É por demais evidente, que a Guerra Russo-Ucraniana é o resultado directo de muita irresponsabilidade e incúria, da parte da actual classe política que temos na Europa. Esta guerra nunca teria sequer começado, se a geração política a que Mário Soares pertenceu, continuasse a governar a Europa. Homens como Felipe González, François Mitterrand, Willy Brandt, Bruno Kreisky, Helmut Kohl, Jacques Chirac, Gerhard Schröder, entre outras figuras que se destacaram na política europeia entre as décadas de 1970 e 1990, nunca teriam permitido que a desgraça da guerra regressasse à Europa. 

A União Europeia virou uma "nave dos loucos", sem rumo e sem futuro a continuar pelo actual caminho, sendo que Bruxelas se transformou numa mera "correia de transmissão" dos interesses do Imperialismo Anglo-Sionista. Ursula von der Leyen, António Costa e Kaja Kallas são gente perigosa, estúpida, narcisista e ignorante.

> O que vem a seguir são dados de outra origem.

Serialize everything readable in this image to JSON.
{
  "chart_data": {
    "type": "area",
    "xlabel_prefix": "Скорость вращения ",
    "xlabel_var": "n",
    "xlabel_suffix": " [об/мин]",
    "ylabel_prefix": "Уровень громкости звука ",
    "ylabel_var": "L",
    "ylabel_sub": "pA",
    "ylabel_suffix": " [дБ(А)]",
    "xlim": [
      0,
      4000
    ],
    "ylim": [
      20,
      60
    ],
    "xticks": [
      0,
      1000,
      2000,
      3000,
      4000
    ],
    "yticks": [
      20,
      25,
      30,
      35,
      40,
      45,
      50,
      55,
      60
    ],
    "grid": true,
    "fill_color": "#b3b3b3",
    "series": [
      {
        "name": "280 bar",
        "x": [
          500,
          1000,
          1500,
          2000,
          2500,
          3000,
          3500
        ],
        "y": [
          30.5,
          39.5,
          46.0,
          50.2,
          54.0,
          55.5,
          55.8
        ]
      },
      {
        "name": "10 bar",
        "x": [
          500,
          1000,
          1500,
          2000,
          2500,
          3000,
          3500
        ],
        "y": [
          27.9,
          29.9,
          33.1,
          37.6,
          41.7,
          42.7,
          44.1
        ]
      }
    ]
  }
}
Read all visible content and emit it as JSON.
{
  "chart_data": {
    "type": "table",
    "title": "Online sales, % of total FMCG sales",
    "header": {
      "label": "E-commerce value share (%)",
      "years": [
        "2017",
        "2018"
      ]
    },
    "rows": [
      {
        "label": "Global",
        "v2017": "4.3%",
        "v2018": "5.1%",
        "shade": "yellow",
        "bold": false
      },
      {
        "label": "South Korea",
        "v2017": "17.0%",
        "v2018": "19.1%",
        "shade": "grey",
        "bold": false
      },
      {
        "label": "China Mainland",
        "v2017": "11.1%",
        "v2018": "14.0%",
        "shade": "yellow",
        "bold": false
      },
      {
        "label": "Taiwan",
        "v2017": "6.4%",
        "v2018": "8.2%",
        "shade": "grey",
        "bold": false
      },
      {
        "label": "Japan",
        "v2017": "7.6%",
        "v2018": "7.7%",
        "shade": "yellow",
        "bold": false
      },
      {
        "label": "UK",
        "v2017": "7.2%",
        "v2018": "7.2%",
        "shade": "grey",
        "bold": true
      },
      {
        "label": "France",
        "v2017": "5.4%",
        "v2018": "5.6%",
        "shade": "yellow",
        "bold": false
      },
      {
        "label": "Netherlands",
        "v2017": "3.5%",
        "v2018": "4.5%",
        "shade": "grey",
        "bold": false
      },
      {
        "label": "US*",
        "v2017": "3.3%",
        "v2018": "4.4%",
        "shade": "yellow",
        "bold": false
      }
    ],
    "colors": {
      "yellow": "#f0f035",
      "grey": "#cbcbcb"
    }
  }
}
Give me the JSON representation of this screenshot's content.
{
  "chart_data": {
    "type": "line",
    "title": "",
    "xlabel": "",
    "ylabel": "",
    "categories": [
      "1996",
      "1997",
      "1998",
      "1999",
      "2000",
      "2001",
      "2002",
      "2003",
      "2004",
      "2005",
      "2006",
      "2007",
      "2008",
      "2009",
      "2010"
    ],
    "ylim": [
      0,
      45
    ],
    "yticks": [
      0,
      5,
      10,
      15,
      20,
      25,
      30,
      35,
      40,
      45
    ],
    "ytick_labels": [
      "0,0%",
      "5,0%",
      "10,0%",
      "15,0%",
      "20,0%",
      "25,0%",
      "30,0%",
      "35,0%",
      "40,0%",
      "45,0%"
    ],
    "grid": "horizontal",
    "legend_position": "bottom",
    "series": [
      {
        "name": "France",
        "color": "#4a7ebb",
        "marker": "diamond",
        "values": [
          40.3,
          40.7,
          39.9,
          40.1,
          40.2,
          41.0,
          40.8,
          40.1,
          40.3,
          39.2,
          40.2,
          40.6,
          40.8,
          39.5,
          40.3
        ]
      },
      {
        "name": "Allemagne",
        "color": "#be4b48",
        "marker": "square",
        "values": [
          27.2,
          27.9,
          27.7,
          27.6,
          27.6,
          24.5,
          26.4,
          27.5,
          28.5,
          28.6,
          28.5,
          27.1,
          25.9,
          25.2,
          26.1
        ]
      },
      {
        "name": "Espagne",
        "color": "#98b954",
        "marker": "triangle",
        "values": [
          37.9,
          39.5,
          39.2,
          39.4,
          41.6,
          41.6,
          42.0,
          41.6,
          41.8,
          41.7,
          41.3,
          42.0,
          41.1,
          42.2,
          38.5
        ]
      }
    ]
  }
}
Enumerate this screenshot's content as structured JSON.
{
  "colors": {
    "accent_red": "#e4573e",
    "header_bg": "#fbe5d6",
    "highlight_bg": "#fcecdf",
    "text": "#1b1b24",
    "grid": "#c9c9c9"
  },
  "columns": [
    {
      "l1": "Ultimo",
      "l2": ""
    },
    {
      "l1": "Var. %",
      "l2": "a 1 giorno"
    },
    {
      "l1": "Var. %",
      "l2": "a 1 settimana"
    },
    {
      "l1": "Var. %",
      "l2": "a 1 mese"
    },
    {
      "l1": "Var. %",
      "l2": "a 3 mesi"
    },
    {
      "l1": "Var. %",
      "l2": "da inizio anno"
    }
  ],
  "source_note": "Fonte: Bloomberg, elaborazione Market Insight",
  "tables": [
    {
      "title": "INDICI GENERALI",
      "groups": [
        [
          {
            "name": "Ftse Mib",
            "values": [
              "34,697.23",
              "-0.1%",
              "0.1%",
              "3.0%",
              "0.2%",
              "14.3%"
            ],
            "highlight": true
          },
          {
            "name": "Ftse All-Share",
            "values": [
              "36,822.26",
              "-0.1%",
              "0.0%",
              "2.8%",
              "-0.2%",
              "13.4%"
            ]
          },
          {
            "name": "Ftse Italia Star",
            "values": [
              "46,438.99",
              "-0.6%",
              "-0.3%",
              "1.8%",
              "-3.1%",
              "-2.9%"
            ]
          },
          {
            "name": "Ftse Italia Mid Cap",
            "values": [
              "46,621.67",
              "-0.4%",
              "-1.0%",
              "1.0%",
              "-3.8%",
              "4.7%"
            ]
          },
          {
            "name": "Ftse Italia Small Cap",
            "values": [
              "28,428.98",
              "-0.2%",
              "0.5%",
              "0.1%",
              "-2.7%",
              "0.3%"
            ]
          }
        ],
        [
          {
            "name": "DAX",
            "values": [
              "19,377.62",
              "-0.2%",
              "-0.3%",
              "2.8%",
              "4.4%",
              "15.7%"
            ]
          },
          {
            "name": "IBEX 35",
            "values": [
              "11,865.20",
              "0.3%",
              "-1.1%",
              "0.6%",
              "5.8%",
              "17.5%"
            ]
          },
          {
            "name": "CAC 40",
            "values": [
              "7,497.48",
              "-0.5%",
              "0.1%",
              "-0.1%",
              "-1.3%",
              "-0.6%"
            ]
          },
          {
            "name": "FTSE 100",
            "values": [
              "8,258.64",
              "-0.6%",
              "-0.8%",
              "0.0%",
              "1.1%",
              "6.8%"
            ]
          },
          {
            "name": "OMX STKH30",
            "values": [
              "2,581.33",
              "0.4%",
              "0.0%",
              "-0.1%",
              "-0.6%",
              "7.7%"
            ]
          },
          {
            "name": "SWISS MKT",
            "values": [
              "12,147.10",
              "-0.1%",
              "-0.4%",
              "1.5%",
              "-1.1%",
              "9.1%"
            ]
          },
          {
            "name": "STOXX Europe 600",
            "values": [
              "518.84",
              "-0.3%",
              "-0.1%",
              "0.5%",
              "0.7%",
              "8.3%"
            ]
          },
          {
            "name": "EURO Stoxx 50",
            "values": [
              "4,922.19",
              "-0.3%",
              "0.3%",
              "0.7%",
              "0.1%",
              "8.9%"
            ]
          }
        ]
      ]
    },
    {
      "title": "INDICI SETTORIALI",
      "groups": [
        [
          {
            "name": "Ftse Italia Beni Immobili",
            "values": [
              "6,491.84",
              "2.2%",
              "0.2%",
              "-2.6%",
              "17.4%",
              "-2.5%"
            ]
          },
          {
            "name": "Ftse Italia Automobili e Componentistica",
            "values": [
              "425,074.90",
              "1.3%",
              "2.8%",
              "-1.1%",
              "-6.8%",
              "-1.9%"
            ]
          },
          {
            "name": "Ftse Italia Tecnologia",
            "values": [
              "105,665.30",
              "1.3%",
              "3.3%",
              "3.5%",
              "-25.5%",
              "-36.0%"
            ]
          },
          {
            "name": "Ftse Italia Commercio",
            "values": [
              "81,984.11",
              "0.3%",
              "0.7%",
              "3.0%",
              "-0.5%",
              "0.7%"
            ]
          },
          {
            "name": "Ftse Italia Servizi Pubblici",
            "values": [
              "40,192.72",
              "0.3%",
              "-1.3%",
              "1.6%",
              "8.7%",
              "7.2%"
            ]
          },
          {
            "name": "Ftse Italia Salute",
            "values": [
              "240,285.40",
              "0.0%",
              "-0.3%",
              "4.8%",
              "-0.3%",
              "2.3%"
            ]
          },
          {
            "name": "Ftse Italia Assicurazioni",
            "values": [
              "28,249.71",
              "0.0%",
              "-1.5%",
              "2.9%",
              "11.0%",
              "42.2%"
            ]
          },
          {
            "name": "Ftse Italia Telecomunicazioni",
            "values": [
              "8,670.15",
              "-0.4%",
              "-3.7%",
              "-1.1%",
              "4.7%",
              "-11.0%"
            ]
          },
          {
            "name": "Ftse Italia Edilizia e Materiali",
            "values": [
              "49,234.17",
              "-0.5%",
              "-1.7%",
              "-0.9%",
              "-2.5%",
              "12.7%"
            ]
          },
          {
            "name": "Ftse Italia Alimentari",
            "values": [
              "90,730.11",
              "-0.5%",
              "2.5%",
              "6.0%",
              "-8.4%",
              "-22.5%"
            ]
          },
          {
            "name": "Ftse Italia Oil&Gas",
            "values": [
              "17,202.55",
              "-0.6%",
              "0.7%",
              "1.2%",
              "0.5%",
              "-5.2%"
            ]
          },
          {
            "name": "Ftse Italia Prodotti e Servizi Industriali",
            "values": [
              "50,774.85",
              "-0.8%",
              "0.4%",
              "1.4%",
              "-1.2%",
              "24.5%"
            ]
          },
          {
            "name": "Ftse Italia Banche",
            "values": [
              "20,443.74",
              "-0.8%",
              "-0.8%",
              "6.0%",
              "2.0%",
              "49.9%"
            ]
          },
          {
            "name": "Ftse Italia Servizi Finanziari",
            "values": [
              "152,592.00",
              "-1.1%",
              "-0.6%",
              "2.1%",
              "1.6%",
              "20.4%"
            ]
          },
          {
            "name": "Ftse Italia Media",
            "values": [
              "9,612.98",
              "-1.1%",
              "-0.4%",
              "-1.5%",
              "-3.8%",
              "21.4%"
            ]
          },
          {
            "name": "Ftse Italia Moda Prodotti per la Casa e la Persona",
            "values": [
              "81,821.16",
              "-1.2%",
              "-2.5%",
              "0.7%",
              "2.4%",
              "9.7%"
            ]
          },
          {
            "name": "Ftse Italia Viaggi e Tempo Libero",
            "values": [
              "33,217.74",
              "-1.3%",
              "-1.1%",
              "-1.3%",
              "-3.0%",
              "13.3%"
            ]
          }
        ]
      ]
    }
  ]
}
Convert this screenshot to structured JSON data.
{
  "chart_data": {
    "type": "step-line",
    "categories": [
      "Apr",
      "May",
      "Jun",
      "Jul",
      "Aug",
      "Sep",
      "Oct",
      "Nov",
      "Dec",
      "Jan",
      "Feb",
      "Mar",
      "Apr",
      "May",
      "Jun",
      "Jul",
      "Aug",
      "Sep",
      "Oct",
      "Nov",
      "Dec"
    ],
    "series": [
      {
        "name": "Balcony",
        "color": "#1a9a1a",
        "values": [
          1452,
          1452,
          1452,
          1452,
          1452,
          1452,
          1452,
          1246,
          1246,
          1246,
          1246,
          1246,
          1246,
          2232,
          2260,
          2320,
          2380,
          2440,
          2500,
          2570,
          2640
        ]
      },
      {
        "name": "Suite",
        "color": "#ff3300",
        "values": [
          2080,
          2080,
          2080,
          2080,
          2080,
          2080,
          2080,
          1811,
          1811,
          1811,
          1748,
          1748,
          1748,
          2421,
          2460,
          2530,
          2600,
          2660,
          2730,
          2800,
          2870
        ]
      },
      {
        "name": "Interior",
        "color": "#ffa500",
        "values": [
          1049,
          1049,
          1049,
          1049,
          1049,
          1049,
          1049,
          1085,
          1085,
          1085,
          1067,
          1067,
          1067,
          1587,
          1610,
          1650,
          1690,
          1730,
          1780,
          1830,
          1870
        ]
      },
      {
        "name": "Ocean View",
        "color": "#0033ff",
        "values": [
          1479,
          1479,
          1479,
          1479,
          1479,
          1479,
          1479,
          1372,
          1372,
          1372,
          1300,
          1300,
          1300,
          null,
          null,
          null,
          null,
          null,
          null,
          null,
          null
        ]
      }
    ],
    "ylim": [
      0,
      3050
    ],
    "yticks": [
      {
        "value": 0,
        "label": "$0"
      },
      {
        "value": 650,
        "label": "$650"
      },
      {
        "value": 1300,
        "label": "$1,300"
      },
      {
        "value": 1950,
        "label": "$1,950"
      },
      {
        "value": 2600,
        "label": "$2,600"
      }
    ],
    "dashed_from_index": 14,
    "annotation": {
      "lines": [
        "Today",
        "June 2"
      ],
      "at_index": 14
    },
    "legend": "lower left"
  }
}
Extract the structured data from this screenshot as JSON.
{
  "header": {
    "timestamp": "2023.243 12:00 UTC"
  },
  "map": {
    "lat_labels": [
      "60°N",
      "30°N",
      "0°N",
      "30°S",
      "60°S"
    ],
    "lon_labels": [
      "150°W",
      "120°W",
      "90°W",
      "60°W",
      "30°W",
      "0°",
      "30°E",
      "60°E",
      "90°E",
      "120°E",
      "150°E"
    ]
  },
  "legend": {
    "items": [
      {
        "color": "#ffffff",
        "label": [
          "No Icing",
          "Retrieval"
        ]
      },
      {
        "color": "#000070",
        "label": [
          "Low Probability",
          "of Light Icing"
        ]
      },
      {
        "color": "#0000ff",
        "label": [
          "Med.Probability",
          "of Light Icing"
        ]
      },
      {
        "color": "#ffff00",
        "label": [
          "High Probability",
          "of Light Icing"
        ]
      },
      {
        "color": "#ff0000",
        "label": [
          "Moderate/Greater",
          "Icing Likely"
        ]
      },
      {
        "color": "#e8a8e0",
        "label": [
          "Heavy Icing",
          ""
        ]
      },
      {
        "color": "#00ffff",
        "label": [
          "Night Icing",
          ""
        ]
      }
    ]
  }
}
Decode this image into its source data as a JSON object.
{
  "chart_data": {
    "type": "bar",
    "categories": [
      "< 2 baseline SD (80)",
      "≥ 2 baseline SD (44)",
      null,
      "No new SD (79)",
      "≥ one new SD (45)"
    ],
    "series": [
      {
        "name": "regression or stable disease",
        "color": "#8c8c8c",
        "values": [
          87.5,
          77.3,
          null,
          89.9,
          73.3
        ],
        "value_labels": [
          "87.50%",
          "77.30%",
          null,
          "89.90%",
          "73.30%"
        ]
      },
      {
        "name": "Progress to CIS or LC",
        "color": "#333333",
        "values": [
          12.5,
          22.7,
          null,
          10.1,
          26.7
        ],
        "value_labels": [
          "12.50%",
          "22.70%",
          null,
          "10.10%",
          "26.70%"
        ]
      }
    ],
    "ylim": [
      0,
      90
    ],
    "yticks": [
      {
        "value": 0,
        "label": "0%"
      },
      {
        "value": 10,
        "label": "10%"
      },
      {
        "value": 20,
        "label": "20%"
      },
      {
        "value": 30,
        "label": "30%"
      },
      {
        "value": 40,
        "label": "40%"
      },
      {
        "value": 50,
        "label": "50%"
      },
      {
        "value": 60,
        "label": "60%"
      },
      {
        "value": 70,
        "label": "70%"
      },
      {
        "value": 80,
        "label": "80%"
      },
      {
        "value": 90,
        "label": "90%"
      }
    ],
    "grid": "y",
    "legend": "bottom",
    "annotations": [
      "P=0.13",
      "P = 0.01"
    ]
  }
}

As acções e as palavras destes líderes ao longo dos últimos anos, demonstram em pleno que não conhecem, nem dominam, noções básicas de geopolítica e relações internacionais, assim como não têm também noção de quais as reais capacidades e limites da NATO. Vladimir Putin, digam o que disserem dele, tem mostrado enorme contenção até aqui e o facto de ainda não ter atacado nenhum País da UE/NATO, apesar de todas as provocações e investidas terroristas dirigidas contra Moscovo, é um verdadeiro milagre.